6.  Researchers need to understand that not every possible record is in a specific collection.  The Research Wiki article for the specific collection points this out and links to other Wiki pages for a more complete understanding.

7.  In the next six months, the Beta site should have improved search forms, more search filters, and improved result quality.  The "Getting Started" area will be enhanced, and the Pedigree Resource File data will be added to the Trees collection.

8.  Almost as an after-thought, Dan talked about the FamilySearch [Library] Catalog 2.0 (it was on the agenda, but there was no handout).  He noted that the first addition of the Catalog to the Beta site was a failure because there was no specific place search - the fix was the current dropdown selections for surname, place, etc. and then filters for record types, date range, etc.  Links will be added to the Catalog to record collections in the Historical Records, and, in the future, the Catalog will have links to external sites with digitized collections (e.g., Ancestry.com, Footnote.com, etc.).  [This was, of course, what the ephemeral GenSeek was supposed to be...]  Lastly, Dan noted that the printing of Catalog items would be improved to make better use of paper - there is too much white space if someone prints out the current Catalog page.
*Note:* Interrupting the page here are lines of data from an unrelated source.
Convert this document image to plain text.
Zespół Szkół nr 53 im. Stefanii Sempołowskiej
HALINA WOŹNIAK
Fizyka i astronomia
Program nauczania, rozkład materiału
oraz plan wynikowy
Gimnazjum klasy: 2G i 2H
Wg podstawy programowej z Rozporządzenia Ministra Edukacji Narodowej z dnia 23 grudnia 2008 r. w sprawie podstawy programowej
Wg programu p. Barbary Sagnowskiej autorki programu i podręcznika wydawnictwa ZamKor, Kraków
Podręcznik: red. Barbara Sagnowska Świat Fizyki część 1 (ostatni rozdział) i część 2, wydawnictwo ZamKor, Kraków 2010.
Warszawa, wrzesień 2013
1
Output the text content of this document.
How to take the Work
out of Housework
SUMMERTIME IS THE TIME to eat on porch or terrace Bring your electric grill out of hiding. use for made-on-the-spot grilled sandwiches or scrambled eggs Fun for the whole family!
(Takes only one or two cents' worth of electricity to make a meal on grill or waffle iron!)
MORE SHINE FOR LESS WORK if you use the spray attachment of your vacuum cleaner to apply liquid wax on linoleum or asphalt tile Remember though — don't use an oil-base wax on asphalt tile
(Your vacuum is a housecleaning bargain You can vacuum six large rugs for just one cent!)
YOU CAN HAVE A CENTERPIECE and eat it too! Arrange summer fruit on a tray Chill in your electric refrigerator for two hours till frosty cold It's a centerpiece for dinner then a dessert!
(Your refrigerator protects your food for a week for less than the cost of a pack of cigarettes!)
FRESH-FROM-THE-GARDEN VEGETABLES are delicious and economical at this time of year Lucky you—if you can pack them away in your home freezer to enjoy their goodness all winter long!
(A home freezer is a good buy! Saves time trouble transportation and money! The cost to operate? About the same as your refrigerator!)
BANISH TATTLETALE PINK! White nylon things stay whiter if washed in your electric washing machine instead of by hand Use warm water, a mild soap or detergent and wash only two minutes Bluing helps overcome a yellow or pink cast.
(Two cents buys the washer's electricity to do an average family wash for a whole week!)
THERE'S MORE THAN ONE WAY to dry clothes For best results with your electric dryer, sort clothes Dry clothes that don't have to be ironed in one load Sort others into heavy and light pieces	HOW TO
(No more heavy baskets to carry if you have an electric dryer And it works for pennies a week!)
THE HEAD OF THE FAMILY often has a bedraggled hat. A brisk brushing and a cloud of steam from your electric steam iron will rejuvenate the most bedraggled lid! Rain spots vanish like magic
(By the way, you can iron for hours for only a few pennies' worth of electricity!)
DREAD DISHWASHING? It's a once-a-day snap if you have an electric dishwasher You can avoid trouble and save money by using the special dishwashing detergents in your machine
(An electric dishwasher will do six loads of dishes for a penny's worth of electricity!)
This session was information packed and very interesting to me - a user of the FamilySearch records.  I appreciate that FamilySearch makes the effort to develop their site by listening to user feedback - not only LDS church members but non-church users, including genea-bloggers.  While the Search engine capabilities are not as complex and sophisticated as Ancestry.com's, they are much better now than they were on the classic FamilySearch.org site and on the Record Search Pilot site.  My guess is that they will continue to add bells and whistles, but they are trying to keep it fairly simple for beginning researchers.  The Catalog changes make sense and should be extremely useful when links to FamilySearch.org records and external sites are added.

Disclosure: I am not an employee, contractor or affiliate of FamilySearch. FamilySearch paid my way to this Bloggers Day in Salt Lake City, including airfare, hotel, some meals and incidental expenses. I am trying to be as objective as possible. I really appreciate FamilySearch's efforts to inform the genealogy community about their products and capabilities.